Qatar is set to step up its chemicals, petrochemicals and LPG output in the coming years, said HE the Minister for Energy and Industry, Dr Mohamed bin Saleh al-Sada.
Qatar will raise its output of chemicals and petrochemicals to 23mn tonnes per year (tpy) by 2020, he said in his keynote address at the 8th LPG Trade Summit at the St Regis yesterday.
Some important contributing projects are Al-Karaana and Al-Sejeel, in addition to a Qafco expansion, which is the world’s largest single-site producer of both ammonia and urea.
Al-Sada said Qatar’s LPG production, which currently stands at 11mn tonnes per year, will go up by 0.5mn tpy next year with the 2014 commissioning of the Barzan Gas Project.
In 40 years since the North Field gas discovery, Qatar’s LPG industry has grown rapidly, particularly so, in the last decade, the minister said.
More LPG volumes are expected from the Bul-Hanaine oil field development, which will not just enhance crude oil production, but will also add important quantities of ethane, propane, and butane.
As a dedicated global supplier of energy, Qatar is proud to be a pioneer and a leader in the gas industry. Qatar is the world leader in LNG, producing 77mn tonnes per year. And with two world scale GTL plants, Qatar has emerged as the ‘Gas to Liquids’ capital of the world.

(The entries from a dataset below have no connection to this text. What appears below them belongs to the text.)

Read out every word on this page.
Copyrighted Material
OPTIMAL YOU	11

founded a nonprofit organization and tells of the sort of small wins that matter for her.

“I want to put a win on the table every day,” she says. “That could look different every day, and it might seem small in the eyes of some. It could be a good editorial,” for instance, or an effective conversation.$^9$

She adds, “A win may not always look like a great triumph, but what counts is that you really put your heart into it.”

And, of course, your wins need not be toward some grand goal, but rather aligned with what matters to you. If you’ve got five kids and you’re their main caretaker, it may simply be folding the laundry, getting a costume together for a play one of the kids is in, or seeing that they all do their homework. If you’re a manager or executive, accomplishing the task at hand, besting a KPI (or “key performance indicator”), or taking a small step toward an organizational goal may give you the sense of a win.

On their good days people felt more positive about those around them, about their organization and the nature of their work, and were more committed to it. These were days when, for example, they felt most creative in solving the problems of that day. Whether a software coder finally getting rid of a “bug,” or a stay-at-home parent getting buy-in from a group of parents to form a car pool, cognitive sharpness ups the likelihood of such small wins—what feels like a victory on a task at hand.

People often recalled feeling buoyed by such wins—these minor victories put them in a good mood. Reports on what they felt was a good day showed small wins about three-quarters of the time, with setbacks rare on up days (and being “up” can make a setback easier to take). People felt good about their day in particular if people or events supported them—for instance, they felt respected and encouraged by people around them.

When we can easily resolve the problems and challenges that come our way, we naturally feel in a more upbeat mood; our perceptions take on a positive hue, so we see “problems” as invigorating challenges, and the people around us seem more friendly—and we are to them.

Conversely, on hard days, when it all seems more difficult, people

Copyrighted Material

“Recently, we have announced a new offshore field discovery in North Field’s Block 4 North, with as much as 2.5tn cubic feet of natural gas. This is Qatar’s first new discovery in 42 years, coming after four years of intensive exploration activities,” al-Sada said.
He said Qatar’s efforts to “consolidate its position as competitive energy supplier continues to be unabated.”
Upcoming expansions in the oil and gas sector include the Barzan Gas Project in 2014, which will play a significant role in meeting the needs of giant projects, including the facilities planned for hosting the World Cup in 2022.
This project will also play a major role in supporting all developmental elements of the Qatar Vision 2030, as guided and launched by HH the Emir, Sheikh Tamim bin Hamad al-Thani.
Some of the energy demand is driven by Qatar’s large-scale expansion of the petrochemicals sector, which supports the diversification and growth of the Qatari economy.
Such developments, the minister said, will be important for a region such as the Middle East, where the commissioning of several new petrochemical supply projects will substantially increase the amount of LPG that is available to the international markets.
Al-Sada said, “Future LPG demand in the residential and commercial sectors is growing rapidly. This is evident particularly in emerging economies such as India and China, underpinned by their strong population growth, improved living standards, and sustained high economic growth.
“Both China and India are expanding their LNG receiving capacities and gas pipeline networks, paving the way for increased imports over the coming years.”
Having said that, al-Sada pointed out there were still several key issues confronting the LPG industry, such as the current outlook for LPG demand growth in developing markets, and whether supply growth was enough to support projected growth in regional and global LPG demand.
The three-day 8th LPG Trade Summit provides an opportunity for all participants to discuss the latest developments in the global and regional markets for liquefied petroleum gas (LPG), the challenges facing the industry, as well as its future prospects.
The event also featured a plenary session involving Saad Abdullah al-Kuwari, Tasweeq chief executive officer; Ian Taylor, president and CEO, Vitol Group; and Michael F Conway, president, Shell International Trading & Shipping Company.
The event, supported by Qatar Petroleum (QP) as the platinum sponsor, is hosted by Qatar International Petroleum Marketing Company (Tasweeq).